Hoy regreso a Jerez lleno de amor y
soledad, de inmenso amor y soledad envuelta en luto y en neblina, en colores
destellantes de sombras resignadas, de luces azulosas encontradas al andar de
mi camino.
Poesía y olvido es eso, expresiones
amorosas que he encontrado en mi camino. Testimonios de gratitud, polvo de poesía
y olvido. Enrique González Rojo Arthur está ahí, igual, entre otros, Diana Lucinda
González de Cosío, Martha Obregón Lavín, Lucía Paola Esquivel Mercado, Otto
Rene Castillo, Lazlo Moussong, Hans Giébe y Esquivelho, el pintor jerezano
siempre amigo y presente en mí.
Todos hirieron con su dolor mi carne, lloré
y grité con ellos, y en ellos vi lo grandioso y efímero del ser humano, el misterio
amoroso del ser, del ser de barro que se extingue con el agua.

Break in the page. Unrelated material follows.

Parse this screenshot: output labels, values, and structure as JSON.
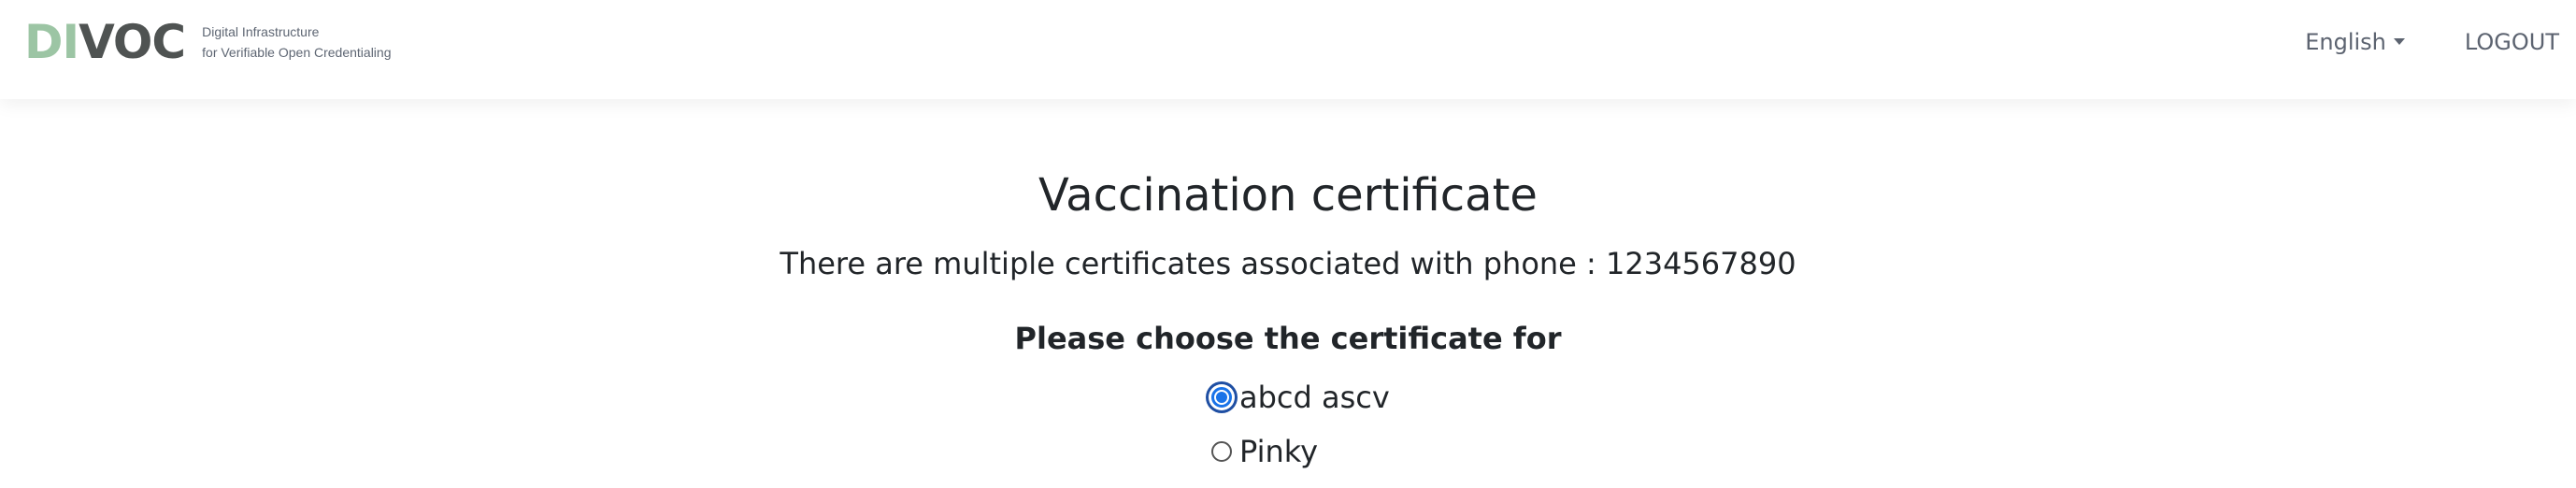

Sí, el polvo vuelve al polvo, al infinito
polvo que recorre la sombra azul que vive en la eterna eternidad del infinito. Y
ahí está Luis Cernuda, Pessoa, Wilhelm Reich, Heráclito, Eduardo Nicol, Carlos
Castilla del Pino, los mineros, los campesinos, los migrantes, los todos ellos
que son nosotros hablándonos sobre poesía y olvido.

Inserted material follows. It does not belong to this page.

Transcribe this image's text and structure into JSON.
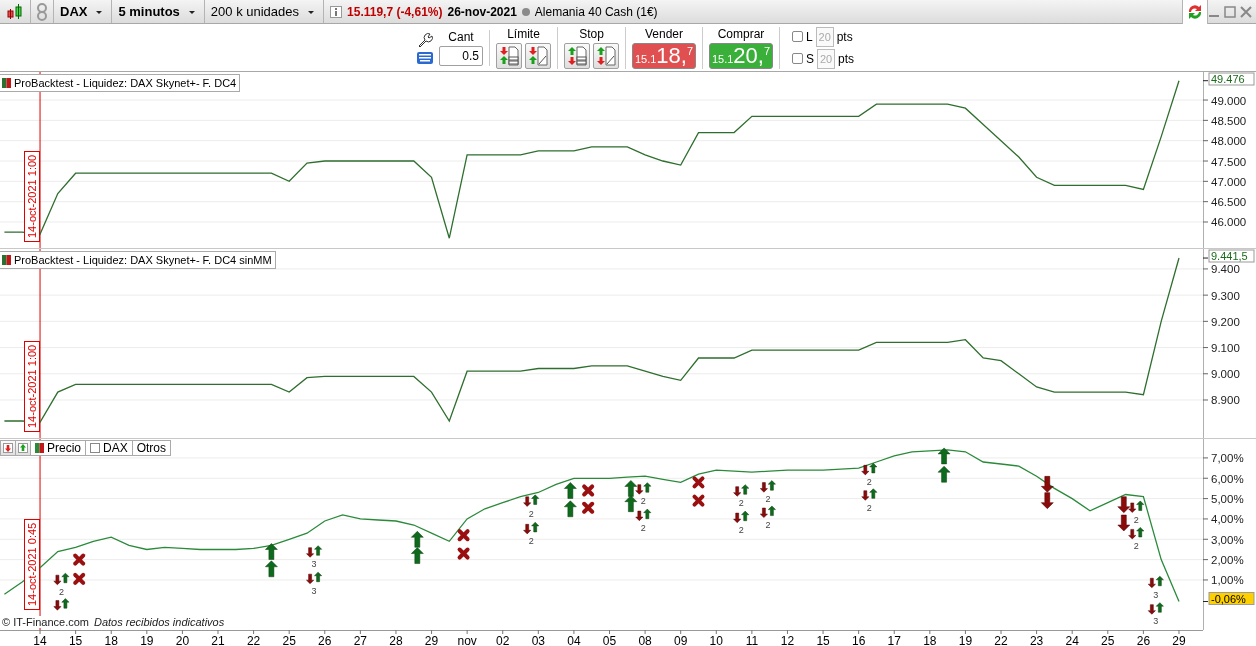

Comunión y suspiro colectivo, instante y eternidad de una sombra y un silencio que no cesa. Está en nosotros, somos nosotros, destello de recuerdos, silencios y olvidos. Olvidos, sí, olvidos que uno olvida. Olvidos que uno no quisiera recordar, y olvidos que uno guarda muy al fondo del fondo de uno mismo. Expresiones de huesos que nadie quiere mencionar. Dolores del ser que en el ser deambula como ánimas en pena.
Poesía y olvido, mis amigos, no
es otra cosa sino la búsqueda de un silencio en libertad: la libertad del ser que
es el olvido. Un ser libre es un alma que fluye en el olvido. Un don del tiempo
y de la naturaleza de las cosas. Una expresión envuelta en la agonía de la vida
y de la muerte.
Esa es, me parece, la sabiduría que
encierra la naturaleza del ser, del tiempo y de las cosas: la naturaleza de su
propia libertad olvidada en el olvido.
Sin embargo, esa sabiduría que está a
la vista de todos, no todos la podemos ver. Y ahí está Esquivelho y su pintura.
Su expresión abstracta que describe la decadencia del tiempo, la agonía de la
vida y el asomo de la muerte, el latido misterioso del fluir del agua, del
renacer de algo que a la vista de todos ya no existe.
Esquivelho y su retina interna que le
lleva a ver y a escuchar el llorido de las piedras, el grito de los ríos, el
dolor de la montaña, las palabras que juegan sobre el agua. Esquivelho y su don
de escuchar el alma de las cosas, la alegría y la tristeza de su entorno, lo
adverso de la vida, débil latido que, a pesar de su agonía, nace de su escombro
una alegre flor sonriendo como niño, amarilla de luz soleada, verde en sus hojas
de esperanza bañadas con la espuma de la luna.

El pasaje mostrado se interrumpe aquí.